Но даже после смены жилья подростку снились кошмары: он кричал, плакал, и Конраду приходилось забирать его в свою кровать; близость отца успокаивала ребёнка. Чародей настойчиво расспрашивал мальчика о его снах. Тот некоторое время отмалчивался, но, наконец, признался, что еженощно видит смерть Конрада от проклятия. К счастью, детская психика оказалась достаточно гибкой, чтобы справиться со старым и принять новое, и ужасные видения, в конце концов, прекратились.
Маг так баловал сына, что, находись на месте того кто-нибудь другой, он не преминул бы сесть отцу на шею. Но не таков был Теодорих, хорошо помнивший годы одиночества рядом с мрачным умирающим опекуном. И каждая весёлая улыбка Конрада делала подростка безмерно счастливым.
Последнее время мальчика тревожили только последствия проклятия, и он с беспокойством смотрел на лёгкую синеву вокруг губ отца, сигнализирующую о неполадках с сердцем. Совсем излечиться Виттельсбах не мог. Повреждения, нанесённые «инквиетумом», с годами не исчезали, но, благодаря железному когда-то здоровью, оказались не настолько сильны, чтобы вызывать серьёзные приступы.

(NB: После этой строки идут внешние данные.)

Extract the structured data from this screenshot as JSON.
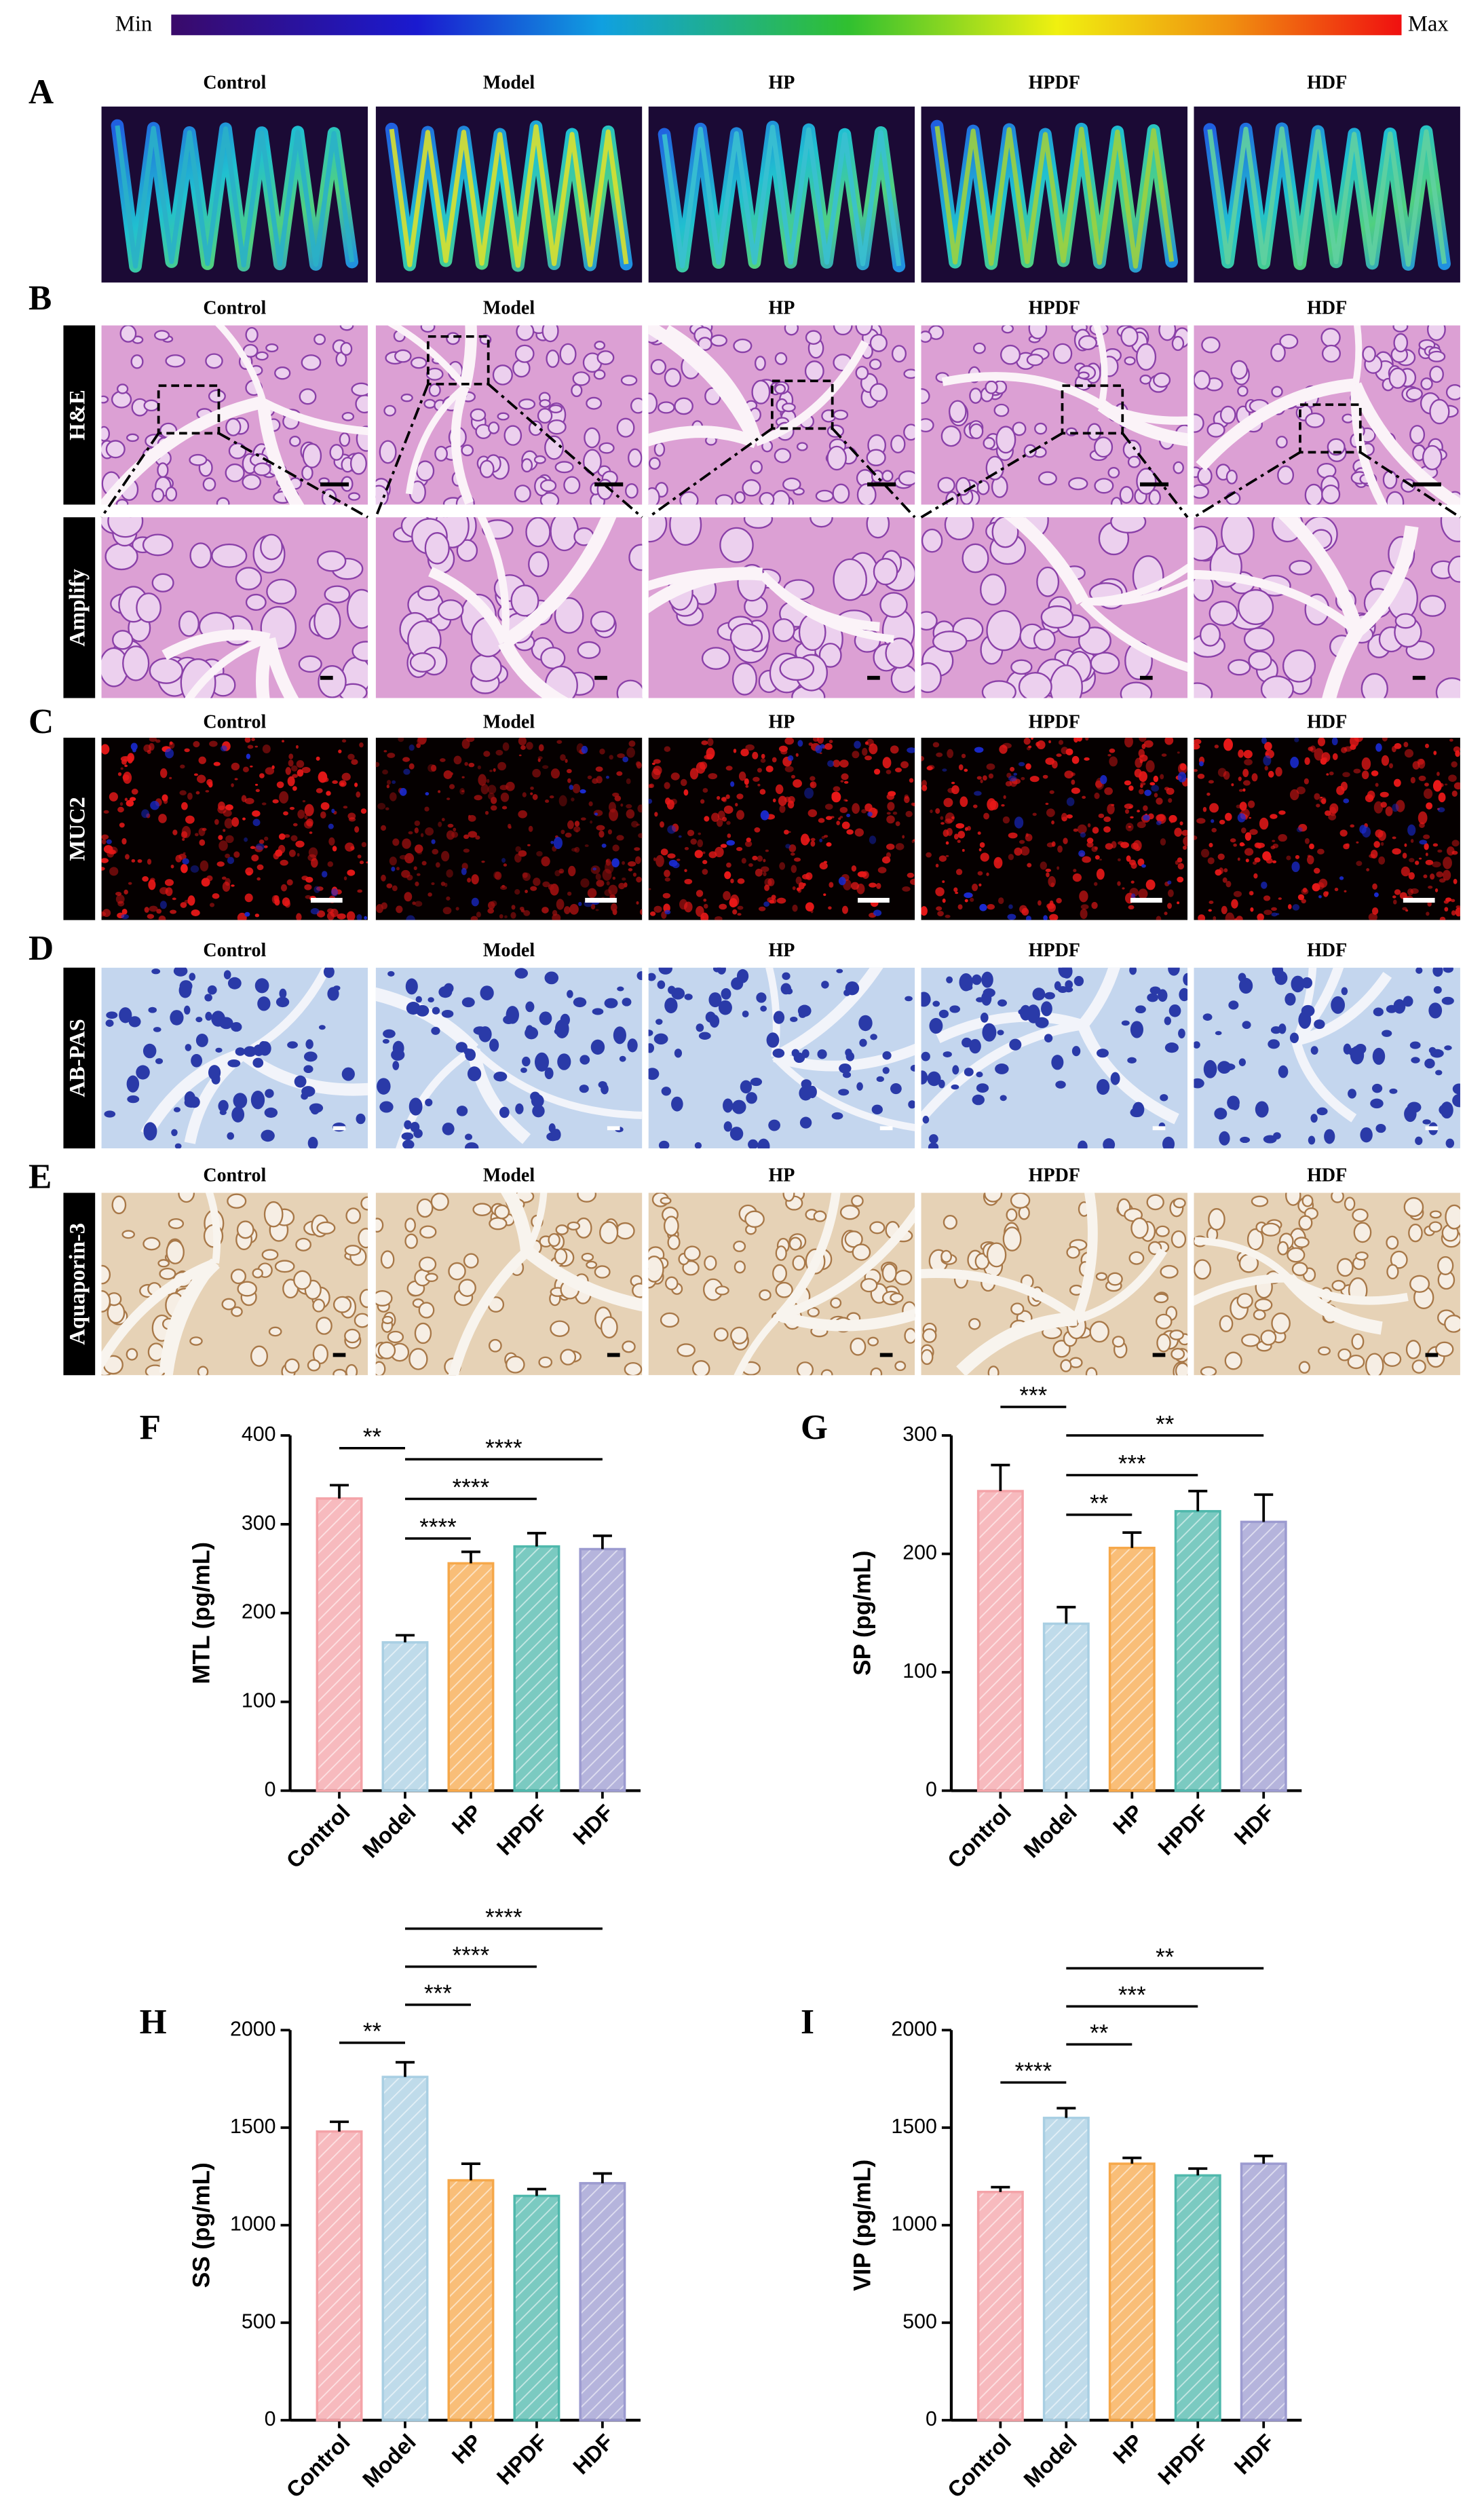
{
  "figure": {
    "colorbar": {
      "min": "Min",
      "max": "Max"
    },
    "panels": [
      {
        "letter": "A",
        "columns": [
          "Control",
          "Model",
          "HP",
          "HPDF",
          "HDF"
        ]
      },
      {
        "letter": "B",
        "columns": [
          "Control",
          "Model",
          "HP",
          "HPDF",
          "HDF"
        ],
        "rows": [
          "H&E",
          "Amplify"
        ]
      },
      {
        "letter": "C",
        "columns": [
          "Control",
          "Model",
          "HP",
          "HPDF",
          "HDF"
        ],
        "rows": [
          "MUC2"
        ]
      },
      {
        "letter": "D",
        "columns": [
          "Control",
          "Model",
          "HP",
          "HPDF",
          "HDF"
        ],
        "rows": [
          "AB-PAS"
        ]
      },
      {
        "letter": "E",
        "columns": [
          "Control",
          "Model",
          "HP",
          "HPDF",
          "HDF"
        ],
        "rows": [
          "Aquaporin-3"
        ]
      }
    ]
  },
  "chart_data": [
    {
      "type": "bar",
      "label": "F",
      "y_label": "MTL (pg/mL)",
      "categories": [
        "Control",
        "Model",
        "HP",
        "HPDF",
        "HDF"
      ],
      "values": [
        329,
        167,
        256,
        275,
        272
      ],
      "errors": [
        15,
        8,
        13,
        15,
        15
      ],
      "colors": [
        "#f4a3a8",
        "#a9cfe3",
        "#f6a84a",
        "#4fb8ac",
        "#9c9bd0"
      ],
      "ylim": [
        0,
        400
      ],
      "yticks": [
        0,
        100,
        200,
        300,
        400
      ],
      "significance": [
        {
          "from": "Control",
          "to": "Model",
          "label": "**"
        },
        {
          "from": "Model",
          "to": "HDF",
          "label": "****"
        },
        {
          "from": "Model",
          "to": "HPDF",
          "label": "****"
        },
        {
          "from": "Model",
          "to": "HP",
          "label": "****"
        }
      ]
    },
    {
      "type": "bar",
      "label": "G",
      "y_label": "SP (pg/mL)",
      "categories": [
        "Control",
        "Model",
        "HP",
        "HPDF",
        "HDF"
      ],
      "values": [
        253,
        141,
        205,
        236,
        227
      ],
      "errors": [
        22,
        14,
        13,
        17,
        23
      ],
      "colors": [
        "#f4a3a8",
        "#a9cfe3",
        "#f6a84a",
        "#4fb8ac",
        "#9c9bd0"
      ],
      "ylim": [
        0,
        300
      ],
      "yticks": [
        0,
        100,
        200,
        300
      ],
      "significance": [
        {
          "from": "Control",
          "to": "Model",
          "label": "***"
        },
        {
          "from": "Model",
          "to": "HDF",
          "label": "**"
        },
        {
          "from": "Model",
          "to": "HPDF",
          "label": "***"
        },
        {
          "from": "Model",
          "to": "HP",
          "label": "**"
        }
      ]
    },
    {
      "type": "bar",
      "label": "H",
      "y_label": "SS (pg/mL)",
      "categories": [
        "Control",
        "Model",
        "HP",
        "HPDF",
        "HDF"
      ],
      "values": [
        1480,
        1760,
        1230,
        1150,
        1215
      ],
      "errors": [
        50,
        75,
        85,
        35,
        50
      ],
      "colors": [
        "#f4a3a8",
        "#a9cfe3",
        "#f6a84a",
        "#4fb8ac",
        "#9c9bd0"
      ],
      "ylim": [
        0,
        2000
      ],
      "yticks": [
        0,
        500,
        1000,
        1500,
        2000
      ],
      "significance": [
        {
          "from": "Control",
          "to": "Model",
          "label": "**"
        },
        {
          "from": "Model",
          "to": "HP",
          "label": "***"
        },
        {
          "from": "Model",
          "to": "HPDF",
          "label": "****"
        },
        {
          "from": "Model",
          "to": "HDF",
          "label": "****"
        }
      ]
    },
    {
      "type": "bar",
      "label": "I",
      "y_label": "VIP (pg/mL)",
      "categories": [
        "Control",
        "Model",
        "HP",
        "HPDF",
        "HDF"
      ],
      "values": [
        1170,
        1550,
        1315,
        1255,
        1315
      ],
      "errors": [
        25,
        50,
        30,
        35,
        40
      ],
      "colors": [
        "#f4a3a8",
        "#a9cfe3",
        "#f6a84a",
        "#4fb8ac",
        "#9c9bd0"
      ],
      "ylim": [
        0,
        2000
      ],
      "yticks": [
        0,
        500,
        1000,
        1500,
        2000
      ],
      "significance": [
        {
          "from": "Control",
          "to": "Model",
          "label": "****"
        },
        {
          "from": "Model",
          "to": "HP",
          "label": "**"
        },
        {
          "from": "Model",
          "to": "HPDF",
          "label": "***"
        },
        {
          "from": "Model",
          "to": "HDF",
          "label": "**"
        }
      ]
    }
  ]
}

Конрад старался не вспоминать о страшном для обоих периоде жизни. И никогда, ни на одном этапе своего существования, он не чувствовал себя таким счастливым и свободным, как сейчас. Камень, носимый чародеем, уверенным в своей судьбе тёмного, благодаря разъяснениям иллюминаса, упал с его плеч, Тео тоже миновала чаша сия. И сейчас оба волшебника – зрелый и юный наслаждались покоем и тихой жизнью без войны, не зная, что готовит им будущее.
ГЛАВА 2
С момента описанных событий миновало немногим более полугода, наступил апрель. В замке Либенштайн собрались члены «Филии луцис» из Германии и нескольких других стран. Иллюминас намеревался сообщить нечто важное, тревога звучала в его «вокаре». Конрада зов нашёл в Ватикане, и чародей немедленно субвертировал на родину.
Лёвенштайн выглядел обеспокоенным, но начал с мелких дел и поручений, не имеющих большой срочности, а всего лишь рекомендуемых к исполнению. А потом перешёл к миссии, порученной им Виттельсбаху.
Уже некоторое время после смерти Майделя ждали появления нового дукса, хотя слухи, наполняющие волшебный мир, давали надежду, что на стороне тёмных пока нет колдуна, способного возглавить слуг ночи. Но поступали и иные сведения, которые иллюминас считал нужным всякий раз проверять.
– Из своих источников я узнал, что в Италии поднимает голову «Серви ноктис», – сказал он. – Там объявился новый вожак, о котором мы пока ничего не знаем. Конрад побывал в Риме. У тебя есть, что рассказать, сынок?
Маг тряхнул головой.
– Ложная тревога, Рудольф. Есть там один, называющий себя Джузеппе Гарибальди, к которому прислушиваются итальянские сервиноктисы. Слабенькая копия Морсатра с такой же любовью к внешним эффектам, можно судить по имени, но силы никакой, с ним справится даже ребёнок. Единственное, что равняет его с Майделем – дар стратега. Когда появится настоящий дукс, он наверняка использует этот талант.
– А ты специально отправляешься на задания в чёрном? – спросил Фёдоров. – Чтобы расположить к себе противника?
Виттельсбах удивлённо осмотрел свою одежду.
– Вовсе нет, это привычка.
– Хороший тактический ход – твоя привычка, – с улыбкой сказал русский.
– Ну, и вопросы у вас, герр Фёдорофф, – заметил один из филиев – Феликс Хоффманн. – Нет бы по существу…
– По существу, Феликс, всё и так ясно, – промолвил иллюминас, – Италии нам опасаться не стоит. И сейчас мы поговорим о другой, более серьёзной, проблеме.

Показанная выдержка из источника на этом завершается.